What happens to a business if its owner or co-owner dies or falls seriously ill? Much will depend on the type of business – sole trader, partnership or limited company – but unless there has been some advance planning, the chances are that there will be disruption, arguments and the strong possibility that all or part of the business will end up in the wrong hands.

So if you’re a business owner, business succession planning and insurance is important. It’s quite simply the process of planning for what you want to happen if you (or your co-owner, if you have one) were to die or fall seriously ill.

The legal position on the death of a business owner will depend on the type of business entity.

When a sole trader dies, their business dies with them, legally speaking. The business’s assets will form part of the sole owner’s estate and pass on to beneficiaries under the terms of their will.
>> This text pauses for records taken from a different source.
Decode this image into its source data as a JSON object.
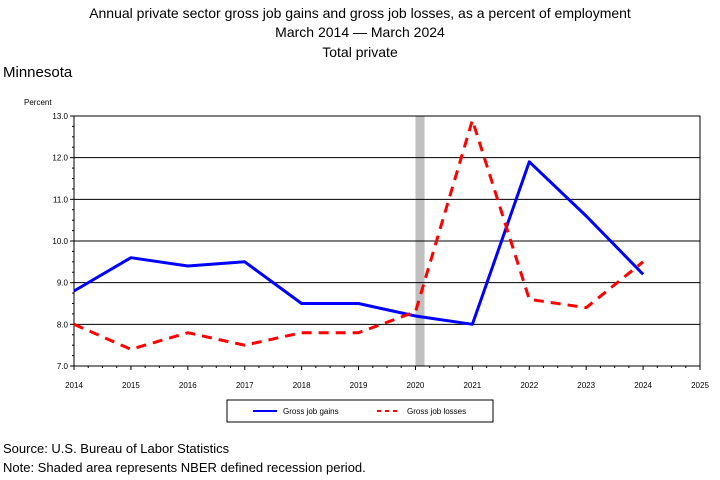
{
  "chart_data": {
    "type": "line",
    "title": "Annual private sector gross job gains and gross job losses, as a percent of employment",
    "subtitle": "March 2014 — March 2024",
    "subtitle2": "Total private",
    "region": "Minnesota",
    "ylabel": "Percent",
    "xlim": [
      2014,
      2025
    ],
    "ylim": [
      7.0,
      13.0
    ],
    "x_ticks": [
      "2014",
      "2015",
      "2016",
      "2017",
      "2018",
      "2019",
      "2020",
      "2021",
      "2022",
      "2023",
      "2024",
      "2025"
    ],
    "y_ticks": [
      "7.0",
      "8.0",
      "9.0",
      "10.0",
      "11.0",
      "12.0",
      "13.0"
    ],
    "grid": true,
    "legend": "bottom",
    "recession": [
      2020,
      2020.16
    ],
    "x": [
      2014,
      2015,
      2016,
      2017,
      2018,
      2019,
      2020,
      2021,
      2022,
      2023,
      2024
    ],
    "series": [
      {
        "name": "Gross job gains",
        "color": "#0000ff",
        "style": "solid",
        "values": [
          8.8,
          9.6,
          9.4,
          9.5,
          8.5,
          8.5,
          8.2,
          8.0,
          11.9,
          10.6,
          9.2
        ]
      },
      {
        "name": "Gross job losses",
        "color": "#ff0000",
        "style": "dashed",
        "values": [
          8.0,
          7.4,
          7.8,
          7.5,
          7.8,
          7.8,
          8.3,
          12.9,
          8.6,
          8.4,
          9.5
        ]
      }
    ]
  },
  "footer": {
    "source": "Source: U.S. Bureau of Labor Statistics",
    "note": "Note: Shaded area represents NBER defined recession period."
  },
  "colors": {
    "recession": "#c0c0c0",
    "grid": "#000000"
  }
}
If the owner has not made a will, the intestacy rules apply; in effect, the state lays down who the estate should pass to, and normal inheritance tax (IHT) rules apply.

However, the good news is that most trading businesses are not subject to IHT – if you’re unsure about yours, you should certainly take advice. If your business does not enjoy tax relief, the basic requirement is to create a capital sum, preferably outside the estate, in order to minimise IHT.

This could be achieved with the help of a suitable life insurance policy.

A partnership is a business owned by at least two people. Unless there’s some specific provision in the partnership agreement (and very many partnerships have no formal agreement), a partnership ceases when a partner dies. When that happens, the deceased partner’s estate becomes entitled to their share of the business.

This can mean a choice for the surviving partner or partners. They could pay the deceased partner’s estate a sum of money they all agree to be the value of the deceased partner’s share, or carry on in business together with the deceased partner’s spouse or other beneficiary – even if the new partner has little to contribute to the success of the business.